African American Extension Agents and their work in Florida

Brief history of Florida's Extension Services

The Smith-Lever Act of 1914 established the national Cooperative Extension Services operated through the land grant universities. This act required land grants to educate rural agricultural communities regarding advances in agricultural practices on the local, state, and federal levels. Unequal distribution of federal funds and segregation in southern states contributed to the creation of separate land grants and cooperative extension services. In Florida, two cooperative extension services were created. The first located at the University of Florida and the second located at Florida Agricultural and Mechanical University (FAMU), in Tallahassee.
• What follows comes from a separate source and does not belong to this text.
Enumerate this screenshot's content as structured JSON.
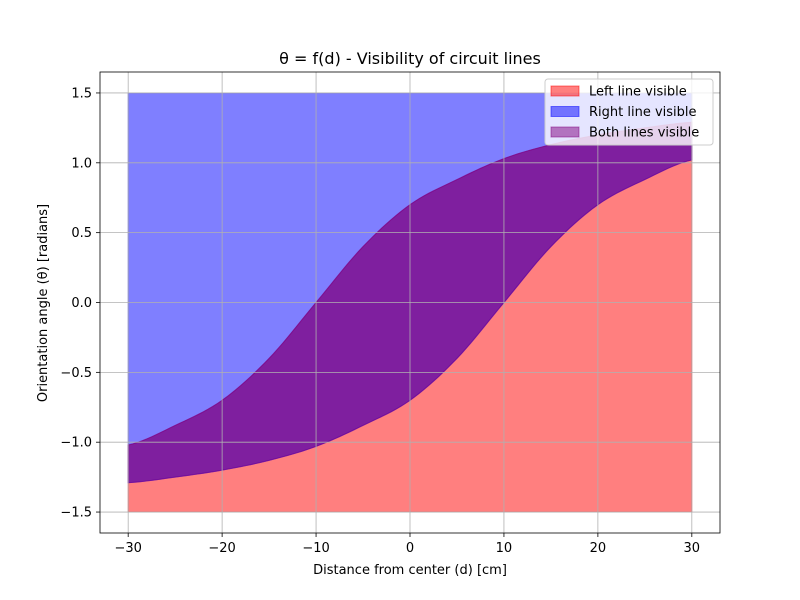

The second Morrill Act of 1890 established FAMU as a land grant and it is one of the earliest Historically Black Colleges and Universities to serve the African American community. Today the Cooperative Extension Services at the two institutions collaborate to meet the agricultural needs of Florida’s diverse farming communities.  In addition to addressing agricultural topics there are extension programs in family, youth and community sciences (e.g. 4H, food science) and natural resource management.

Use these links to learn more about FAMU's Cooperative Extension Program and UF Institute of Food and Agricultural Sciences' Cooperative Extension Service

See the IFAS Blog Project VI: Florida Extension in the Era of Segregation for a more in-depth review of Florida’s Extension history.  


 

UF and FAMU partnerships today

The Florida Cooperative Extension Services encompasses the combined efforts of the University of Florida and Florida Agricultural and Mechanical University Extension programs. These two institutions collaborate today to meet the needs of Florida’s agricultural communities. An example of this partnership is the Florida Small Farms & Alternative Enterprises Conference.

Starting this year, the Small Farms & Alternative Enterprises Conference will meet regionally. There are two conferences scheduled, one in Northeast Florida, August 14 & 15 at the University of North Florida Student Union, Jacksonville and one in Central Florida, November 6, 2015 at the Mid-Florida Research and Education Center, Apopka.